Soft-Shelled Crabby Americans

Phil Carter has an interesting piece on "soft" and "hard" assertions of American power and culture. In his conclusion, he remarks:

[O]ur soft power ambassadors — those bastions of American capitalism such as MTV and Pepsi and Jerry Bruckheimer — often sow deep seeds of cultural resentment which may come back to haunt us in decades to come. We're locked in a deadly struggle with a fundamentalist Sunni Islamic terror network that believes in God's law over man's law — and finds abhorrent every aspect of U.S. popular culture. Arguably, our perpetual beaming of our soft power around the world does a great deal to stoke their fires of hatred. We might be wise to consider ways that we can limit the amount of U.S. soft power we send abroad, in favor of the kinds of hard power on display this month in Indonesia and Sri Lanka.
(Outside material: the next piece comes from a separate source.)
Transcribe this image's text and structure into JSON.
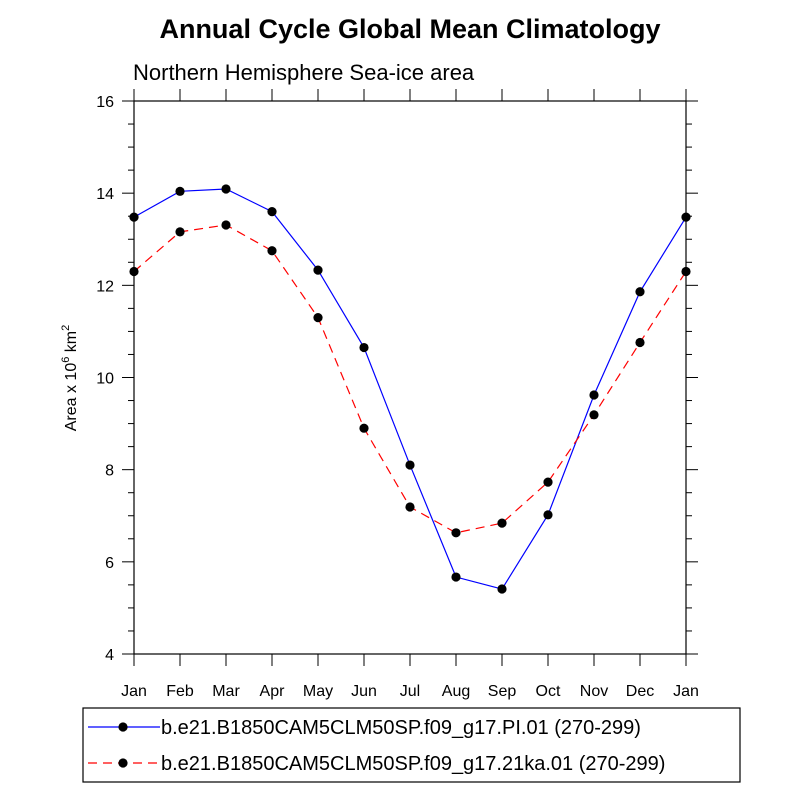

"The Benevolent Face of American Power, cont." (31 Jan 05). The problem with this view is that it implies that there really is a dividing line between "hard" and "soft" power, and even more dangerously that the two are somehow independent. When that NCO quite properly develops a relationship with the people he's supposed to be protecting, he necessarily brings in the "soft" cultural artifacts of his speech patterns, if nothing else; and usually much more than that. Conversely, the "soft" cultural artifacts try increasingly for "realistic" presentation of US military hardware and appearance, and of other aspects too.

The problem isn't "soft" or "hard" methods; it's "soft" or "hard" objectives. The ends and means are inextricably intertwined. When US interests enter a culture with the objective of grabbing market share, that is a "hard" objective, as it is a form of conquering and assimilating the target culture. It doesn't matter whether it was done with guns or with soft drinks or with music that celebrates values foreign to that culture; it is still a form of imperialism. Admittedly, it's a form of imperialism that is a lot easier to reject—but one must recognize the need to do so. Conversely, coming in with aid in the face of a disaster is the kind of ephemeral intervention that minimizes the impression of imperialism—so long as the aid forces are invited to do so, and leave when the locals decide their assistance is no longer needed. Consistently. Under those circumstances, the objective is nonimperialistic.
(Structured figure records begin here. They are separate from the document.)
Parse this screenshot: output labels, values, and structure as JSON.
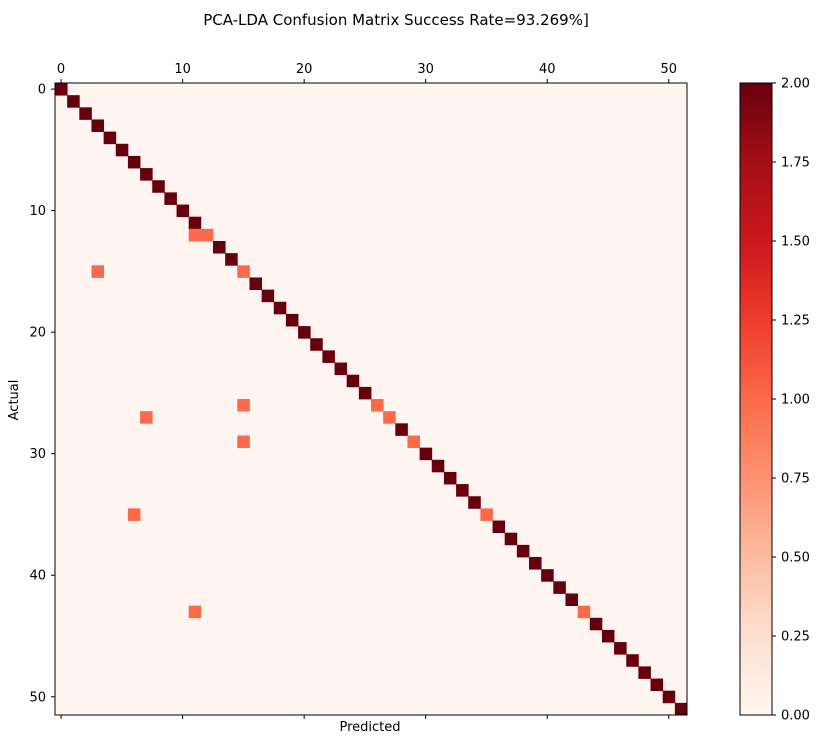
{
  "chart_data": {
    "type": "heatmap",
    "title": "PCA-LDA Confusion Matrix Success Rate=93.269%]",
    "xlabel": "Predicted",
    "ylabel": "Actual",
    "n_classes": 52,
    "xticks": [
      0,
      10,
      20,
      30,
      40,
      50
    ],
    "yticks": [
      0,
      10,
      20,
      30,
      40,
      50
    ],
    "colorbar": {
      "min": 0,
      "max": 2,
      "ticks": [
        "0.00",
        "0.25",
        "0.50",
        "0.75",
        "1.00",
        "1.25",
        "1.50",
        "1.75",
        "2.00"
      ]
    },
    "colormap": "Reds",
    "colors": {
      "low": "#fff5f0",
      "mid": "#fc8a6a",
      "high": "#67000d"
    },
    "diagonal_default": 2,
    "cells": [
      {
        "actual": 12,
        "predicted": 11,
        "value": 1
      },
      {
        "actual": 12,
        "predicted": 12,
        "value": 1
      },
      {
        "actual": 15,
        "predicted": 3,
        "value": 1
      },
      {
        "actual": 15,
        "predicted": 15,
        "value": 1
      },
      {
        "actual": 26,
        "predicted": 15,
        "value": 1
      },
      {
        "actual": 26,
        "predicted": 26,
        "value": 1
      },
      {
        "actual": 27,
        "predicted": 7,
        "value": 1
      },
      {
        "actual": 27,
        "predicted": 27,
        "value": 1
      },
      {
        "actual": 29,
        "predicted": 15,
        "value": 1
      },
      {
        "actual": 29,
        "predicted": 29,
        "value": 1
      },
      {
        "actual": 35,
        "predicted": 6,
        "value": 1
      },
      {
        "actual": 35,
        "predicted": 35,
        "value": 1
      },
      {
        "actual": 43,
        "predicted": 11,
        "value": 1
      },
      {
        "actual": 43,
        "predicted": 43,
        "value": 1
      }
    ]
  }
}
The particular debate going on in policy circles is considering only part of the question, as it focusses almost exclusively upon means. The "detainee" issues only reinforce this tunnel vision. Means and ends influence each other; choosing to press the envelope on means will necessarily influence the ends to which those means can be applied. That's not to say that it is possible, or adviseable if possible, to completely eliminate all odor of "imperialism" from US foreign activity. It's rather silly, though, to pretend that such objectives don't exist in the minds of those outside of American culture. Our perception that when we allow our businesses to enter a foreign market, that's not imperialism necessarily assumes the conclusion that business interests are distinct from government interests—and this is outside the experience of much of the rest of the world.